"It ain't what you say, it’s the way that you say it!"

Last month regional accents were highlighted in the media. The Apprentice boss Sir Alan Sugar baffled his Twitter followers by whingeing there were too many Liverpool dialects in The Responder, which ironically is set in Liverpool. And Shadow Chancellor Angela Rayner, who was born in Doncaster but brought up in Stockport, was criticised for her accent and grammar following comments she made about Boris Johnson. 

Regional Accents

Identity and heritage

Accents are an important part of our identity. Studies show that once we reach the age of five, children are more likely to speak with the accents they are surrounded by at school or in their local community. An accent also gives clues about who we are, and the community we belong to or wish to belong to. 

I am originally from Yorkshire and still have the accent, despite being away from the North of England for more than 40 years.
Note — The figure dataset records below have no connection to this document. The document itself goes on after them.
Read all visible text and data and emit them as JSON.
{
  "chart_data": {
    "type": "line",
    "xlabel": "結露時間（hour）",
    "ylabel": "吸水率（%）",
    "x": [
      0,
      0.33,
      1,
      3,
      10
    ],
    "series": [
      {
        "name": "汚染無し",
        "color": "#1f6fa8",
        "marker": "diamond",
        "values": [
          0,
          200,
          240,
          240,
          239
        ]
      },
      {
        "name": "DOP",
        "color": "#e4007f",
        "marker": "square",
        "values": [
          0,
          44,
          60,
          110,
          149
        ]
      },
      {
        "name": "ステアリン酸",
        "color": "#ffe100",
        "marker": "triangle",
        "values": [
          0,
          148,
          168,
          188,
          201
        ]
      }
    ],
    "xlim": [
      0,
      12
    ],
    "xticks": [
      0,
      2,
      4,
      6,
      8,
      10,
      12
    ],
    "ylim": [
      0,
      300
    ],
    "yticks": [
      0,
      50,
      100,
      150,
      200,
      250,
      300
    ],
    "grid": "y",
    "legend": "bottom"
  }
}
But this accent is who I am, and I am proud of my heritage. And surely it doesn’t matter how we speak if we are speaking with integrity, honesty, and decency?

But am I in a minority? Certainly, the way people have reacted to both these incidents makes me wonder if people are still judging others by their accents? How do you react when you come across someone speaking with an unusual accent?

Accentism – does it really exist?

I have a friend who also grew up in Yorkshire, yet she doesn’t have an accent. Odd you might think, but not really. When I asked her about it, she told me that as a child she was encouraged by her parents to NOT adopt the local dialect, so she could fit in anywhere

Through education and the friends, she associated with – all of whom must have been accent-free - she naturally adopted a voice that gives no hint to her origins. She could be from Surrey – something I am sure her mother is proud of!

But surely that means she is facing the world with a voice that is not hers. She doesn’t seem bothered, but to me, I question whether ditching or tweaking, your original accent just to be accepted is wrong. Surely you are undermining your sense of being and denying your culture and/or heritage?

Listen to understand!

I’m sure other people will disagree. After all, there's no such thing as a “good” or “bad” accent. But when it comes to communication there are usually two sides involved. The listener needs to be accommodating, tolerant, and adapt if necessary, and the speaker who wants to make themselves understood.

However, when it comes to accents, they do set you apart from others and can make you memorable and authentic. I believe that continuing to speak with an accent is a fantastic way of keeping the language of your hometown/area alive. 

Whilst an accent can be interesting, and perhaps in some cases infuriating, the mark of a good person is the words that they choose. So be honest, polite, and empathetic. Think about the impact that your words may have on others and try to be kind whenever you can.